Pipeline schematic depicting the imagery data processing pipeline deployed at sea.

HOW PSC HELPED

The first challenge the team encountered was the volume of data that ISIIS-3 generates. In a five- to 10-day ocean cruise, the system would produce something between 40 and 80 terabytes of data. That’s enough to fill the hard drives of 40 or more high-end laptops. Moving such “Big Data” in and out of its processors without big time lags is a particular strength of Bridges-2. The work would have to take place in two major steps.

First, they would need to segment the images. That means pulling out “things” from the image that are not just background water. Accurately identifying a chunk of pixels in an image as something isn’t easy. It required the raw number-crunching ability of Bridges-2’s CPU (central processing unit) nodes.

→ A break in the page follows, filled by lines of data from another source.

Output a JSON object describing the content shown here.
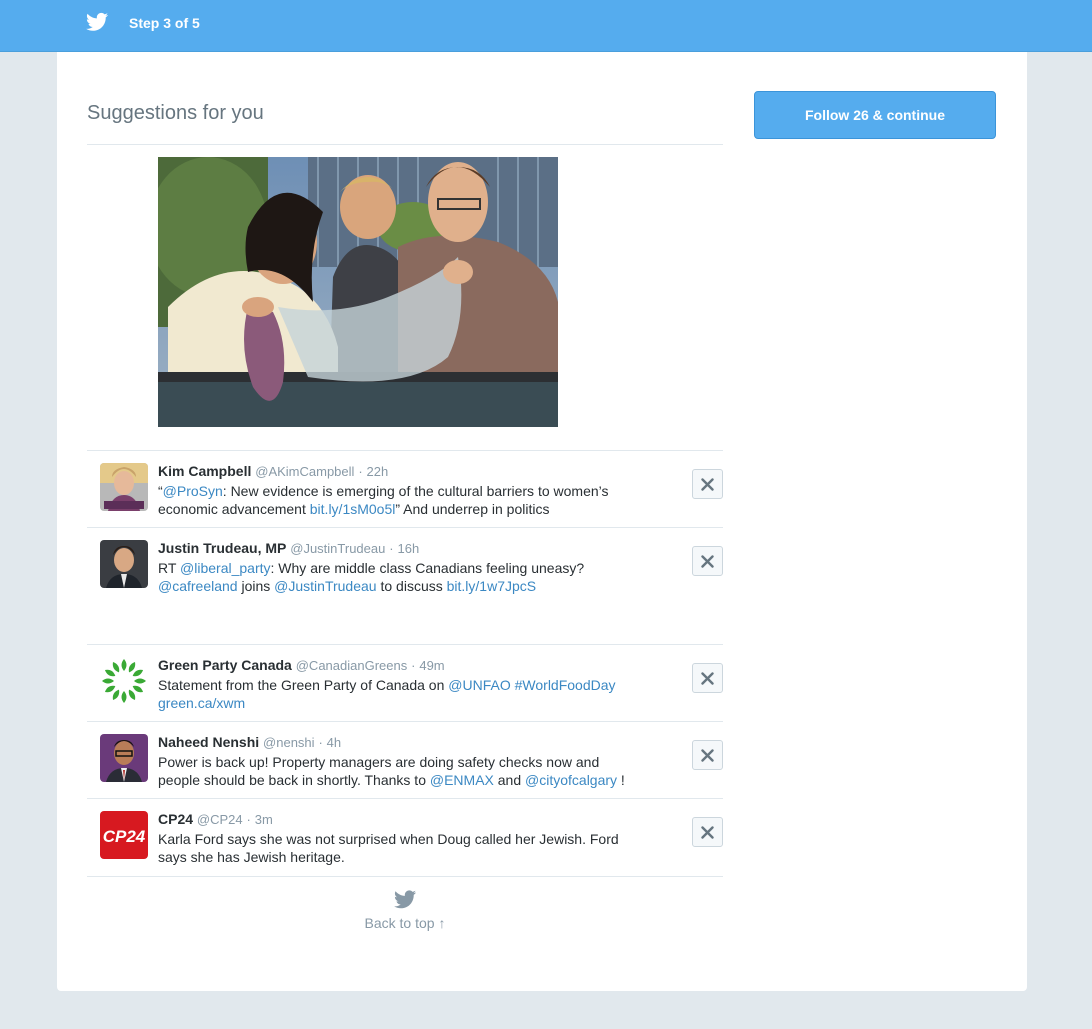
{
  "topbar": {
    "logo_icon": "twitter-bird-icon",
    "step_label": "Step 3 of 5"
  },
  "main": {
    "heading": "Suggestions for you",
    "follow_button": "Follow 26 & continue"
  },
  "feed": {
    "tweets": [
      {
        "name": "Kim Campbell",
        "handle": "@AKimCampbell",
        "sep": "·",
        "time": "22h",
        "parts": [
          "“",
          "@ProSyn",
          ": New evidence is emerging of the cultural barriers to women’s economic advancement ",
          "bit.ly/1sM0o5l",
          "” And underrep in politics"
        ]
      },
      {
        "name": "Justin Trudeau, MP",
        "handle": "@JustinTrudeau",
        "sep": "·",
        "time": "16h",
        "parts": [
          "RT ",
          "@liberal_party",
          ": Why are middle class Canadians feeling uneasy? ",
          "@cafreeland",
          " joins ",
          "@JustinTrudeau",
          " to discuss ",
          "bit.ly/1w7JpcS"
        ]
      },
      {
        "name": "Green Party Canada",
        "handle": "@CanadianGreens",
        "sep": "·",
        "time": "49m",
        "parts": [
          "Statement from the Green Party of Canada on ",
          "@UNFAO",
          " ",
          "#WorldFoodDay",
          " ",
          "green.ca/xwm"
        ]
      },
      {
        "name": "Naheed Nenshi",
        "handle": "@nenshi",
        "sep": "·",
        "time": "4h",
        "parts": [
          "Power is back up! Property managers are doing safety checks now and people should be back in shortly. Thanks to ",
          "@ENMAX",
          " and ",
          "@cityofcalgary",
          " !"
        ]
      },
      {
        "name": "CP24",
        "handle": "@CP24",
        "sep": "·",
        "time": "3m",
        "parts": [
          "Karla Ford says she was not surprised when Doug called her Jewish. Ford says she has Jewish heritage."
        ]
      }
    ],
    "avatar_badge_cp24": "CP24"
  },
  "footer": {
    "back_to_top": "Back to top ↑"
  },
  "colors": {
    "brand": "#55acee",
    "link": "#3b88c3",
    "muted": "#8899a6"
  }
}
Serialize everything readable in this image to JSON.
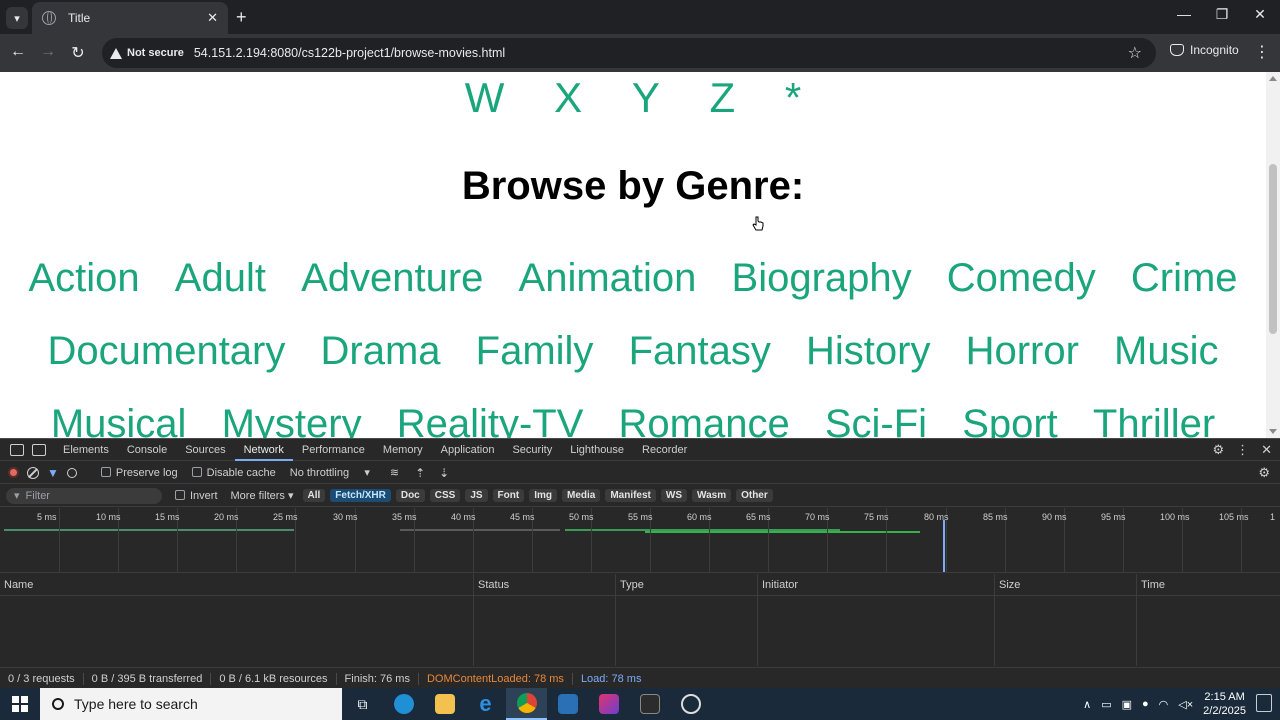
{
  "browser": {
    "tab_title": "Title",
    "security_label": "Not secure",
    "url": "54.151.2.194:8080/cs122b-project1/browse-movies.html",
    "incognito_label": "Incognito"
  },
  "page": {
    "alpha_letters": [
      "W",
      "X",
      "Y",
      "Z",
      "*"
    ],
    "genre_heading": "Browse by Genre:",
    "genre_rows": [
      [
        "Action",
        "Adult",
        "Adventure",
        "Animation",
        "Biography",
        "Comedy",
        "Crime"
      ],
      [
        "Documentary",
        "Drama",
        "Family",
        "Fantasy",
        "History",
        "Horror",
        "Music"
      ],
      [
        "Musical",
        "Mystery",
        "Reality-TV",
        "Romance",
        "Sci-Fi",
        "Sport",
        "Thriller"
      ]
    ],
    "link_color": "#1aa57d"
  },
  "devtools": {
    "tabs": [
      "Elements",
      "Console",
      "Sources",
      "Network",
      "Performance",
      "Memory",
      "Application",
      "Security",
      "Lighthouse",
      "Recorder"
    ],
    "active_tab": "Network",
    "preserve_log": "Preserve log",
    "disable_cache": "Disable cache",
    "throttling": "No throttling",
    "filter_placeholder": "Filter",
    "invert": "Invert",
    "more_filters": "More filters",
    "type_filters": [
      "All",
      "Fetch/XHR",
      "Doc",
      "CSS",
      "JS",
      "Font",
      "Img",
      "Media",
      "Manifest",
      "WS",
      "Wasm",
      "Other"
    ],
    "active_filter": "Fetch/XHR",
    "timeline_ticks": [
      "5 ms",
      "10 ms",
      "15 ms",
      "20 ms",
      "25 ms",
      "30 ms",
      "35 ms",
      "40 ms",
      "45 ms",
      "50 ms",
      "55 ms",
      "60 ms",
      "65 ms",
      "70 ms",
      "75 ms",
      "80 ms",
      "85 ms",
      "90 ms",
      "95 ms",
      "100 ms",
      "105 ms",
      "1"
    ],
    "columns": [
      "Name",
      "Status",
      "Type",
      "Initiator",
      "Size",
      "Time"
    ],
    "status": {
      "requests": "0 / 3 requests",
      "transferred": "0 B / 395 B transferred",
      "resources": "0 B / 6.1 kB resources",
      "finish": "Finish: 76 ms",
      "dom_content_loaded": "DOMContentLoaded: 78 ms",
      "load": "Load: 78 ms"
    }
  },
  "taskbar": {
    "search_placeholder": "Type here to search",
    "time": "2:15 AM",
    "date": "2/2/2025"
  }
}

Second, the team would need to classify what each of the segmented items is. This is where the AI comes in. By giving the AI more than 90,000 images in which the microbes had been identified and labeled by human experts, the scientists allowed the software to train itself. Then the scientists could test it against images without the labels, so that it corrects its mistakes and learns how to identify the plankton accurately. Bridges-2’s late-model GPU (graphics processing unit) nodes, a technology originally developed to give sharper images in video games, are particularly good at this kind of visual identification task. The scientists say that PSC’s Roberto Gomez and Sergiu Sanielevici were invaluable in making the system work.

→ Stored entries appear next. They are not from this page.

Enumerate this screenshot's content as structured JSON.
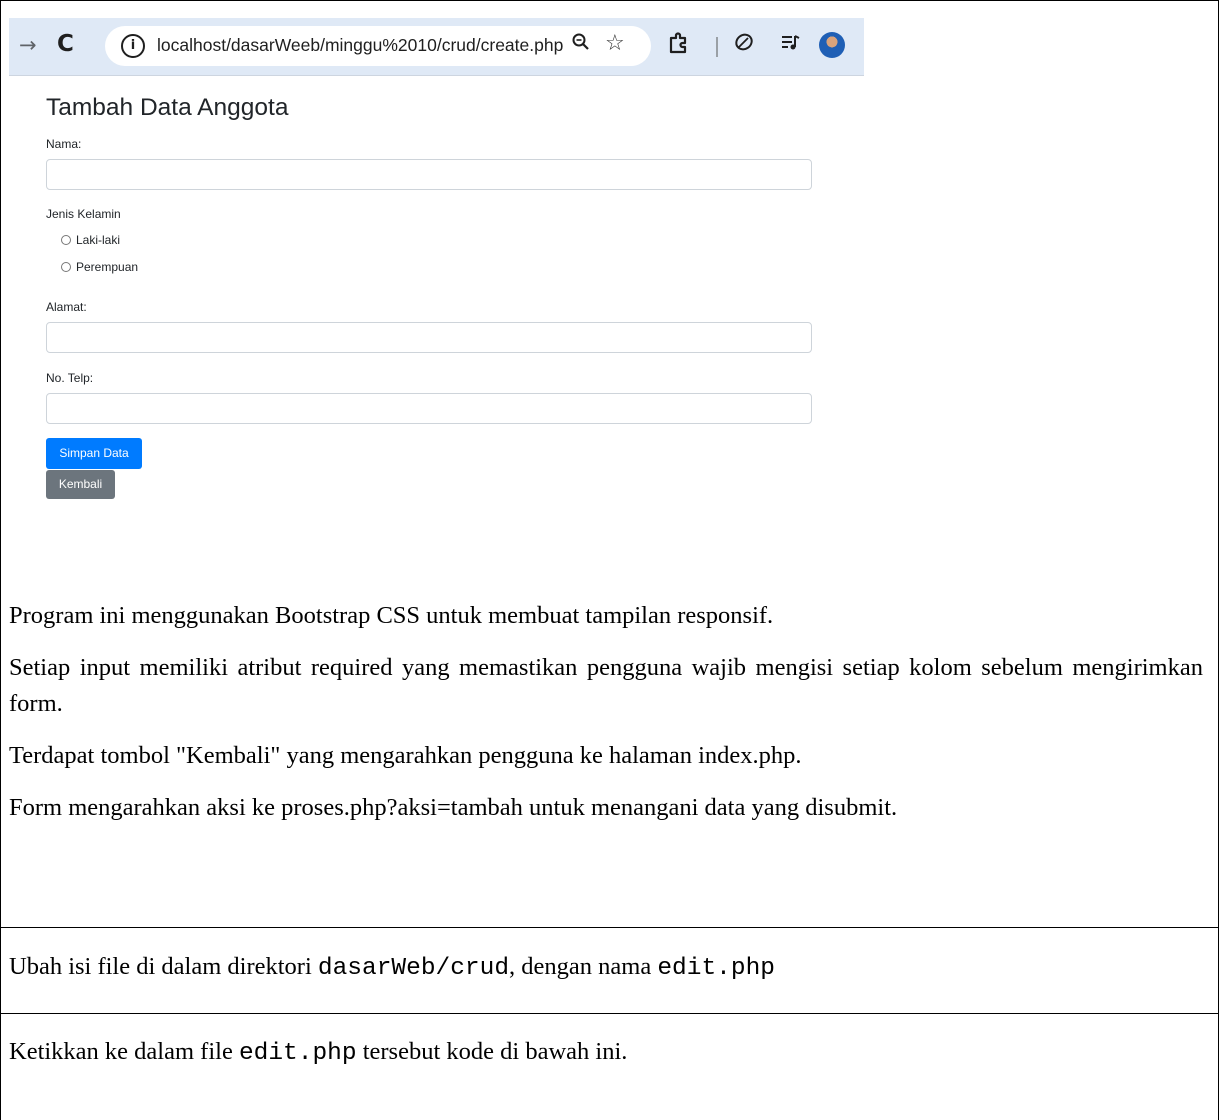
{
  "browser": {
    "url": "localhost/dasarWeeb/minggu%2010/crud/create.php",
    "icons": [
      "back-icon",
      "reload-icon",
      "info-icon",
      "zoom-icon",
      "star-icon",
      "extensions-icon",
      "leaf-icon",
      "media-icon",
      "avatar"
    ]
  },
  "form": {
    "title": "Tambah Data Anggota",
    "nama_label": "Nama:",
    "gender_label": "Jenis Kelamin",
    "gender_options": [
      "Laki-laki",
      "Perempuan"
    ],
    "alamat_label": "Alamat:",
    "telp_label": "No. Telp:",
    "submit_label": "Simpan Data",
    "back_label": "Kembali"
  },
  "doc": {
    "p1": "Program ini menggunakan Bootstrap CSS untuk membuat tampilan responsif.",
    "p2": "Setiap input memiliki atribut required yang memastikan pengguna wajib mengisi setiap kolom sebelum mengirimkan form.",
    "p3": "Terdapat tombol \"Kembali\" yang mengarahkan pengguna ke halaman index.php.",
    "p4": "Form mengarahkan aksi ke proses.php?aksi=tambah untuk menangani data yang disubmit.",
    "step1": {
      "pre": "Ubah isi file di dalam direktori ",
      "dir": "dasarWeb/crud",
      "mid": ", dengan nama ",
      "file": "edit.php"
    },
    "step2": {
      "pre": "Ketikkan ke dalam file ",
      "file": "edit.php",
      "post": " tersebut kode di bawah ini."
    }
  }
}
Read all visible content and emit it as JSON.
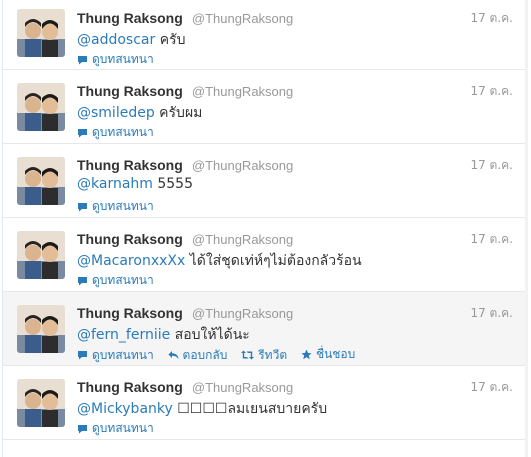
{
  "user": {
    "name": "Thung Raksong",
    "handle": "@ThungRaksong"
  },
  "colors": {
    "link": "#2b7bb9",
    "muted": "#999999",
    "hover_row": "#f5f5f5"
  },
  "tweets": [
    {
      "time": "17 ต.ค.",
      "mention": "@addoscar",
      "text": " ครับ",
      "actions": [
        "ดูบทสนทนา"
      ]
    },
    {
      "time": "17 ต.ค.",
      "mention": "@smiledep",
      "text": " ครับผม",
      "actions": [
        "ดูบทสนทนา"
      ]
    },
    {
      "time": "17 ต.ค.",
      "mention": "@karnahm",
      "text": " 5555",
      "actions": [
        "ดูบทสนทนา"
      ]
    },
    {
      "time": "17 ต.ค.",
      "mention": "@MacaronxxXx",
      "text": " ได้ใส่ชุดเท่ห์ๆไม่ต้องกลัวร้อน",
      "actions": [
        "ดูบทสนทนา"
      ]
    },
    {
      "time": "17 ต.ค.",
      "mention": "@fern_ferniie",
      "text": " สอบให้ได้นะ",
      "actions": [
        "ดูบทสนทนา",
        "ตอบกลับ",
        "รีทวีต",
        "ชื่นชอบ"
      ]
    },
    {
      "time": "17 ต.ค.",
      "mention": "@Mickybanky",
      "text": " ☐☐☐☐ลมเยนสบายครับ",
      "actions": [
        "ดูบทสนทนา"
      ]
    }
  ]
}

“We started with PSC; that’s where the resources are that we need to get through this data in a timely manner, to close the time gap between collecting data and being able to work with the classified data … When we talk about PSC and going out with the edge server, while that’s not PSC infrastructure, [Bridges-2] is such a great resource that … the need to classify big data won’t go away.” — Moritz Schmid, Oregon State University

The trained AI proved to be reliable in identifying plankton in the ISIIS-3 images. That led to an even more ambitious goal. Could they export their software to a powerful computer that was nonetheless compact enough to run onboard a ship? ISIIS-3 and the AI had enabled them to carry out deep analyses of plankton populations using Bridges-2 once they came back to port. But at that point it would be too late to, say, turn the ship around to get another look at a particularly interesting location and depth. Onboard edge computation could solve that problem.

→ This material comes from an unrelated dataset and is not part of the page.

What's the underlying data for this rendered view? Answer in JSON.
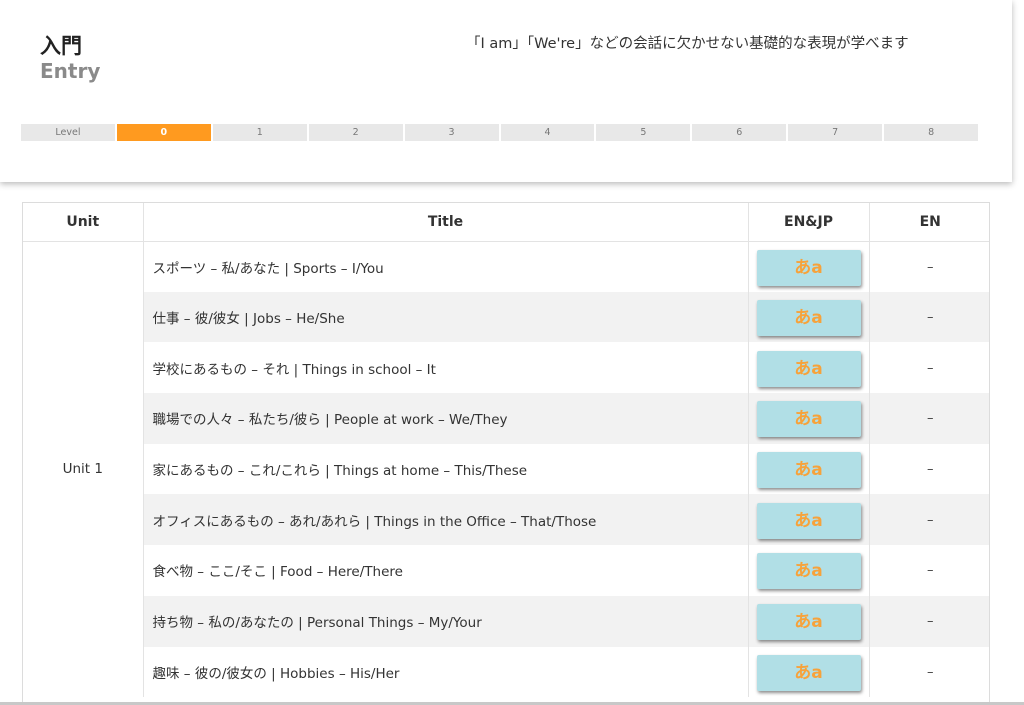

The team tested their AI at sea, showing that it could differentiate about 170 different plankton categories accurately and quickly enough to allow for “adaptive sampling,” enabling them to redirect the cruise where the data led them. First author Moritz Schmid of Oregon State and his colleagues reported these results in Frontiers in Marine Science in June 2023.

The scientists aren’t done with Bridges-2 or PSC yet. While adaptive sampling is a big leap forward in their ability to collect data, they still need to do hard-core processing when they get back ashore. One cruise easily leads to more than 2 billion plankton images. In addition, using PSC as a “one stop shop” will make it easier for them to share their tools with their colleagues at other institutions. One of the future goals of the project will be for graduate student Elena Conser to study how areas of low oxygen off the Oregon Coast affect which plankton survive and at what levels their populations persist.

(A) The HeavyAI dashboard displayed on the adaptive sampling display used to analyze the ISIIS-DPI images; (B) This setup lends itself to near real-time data exploration and adaptive sampling.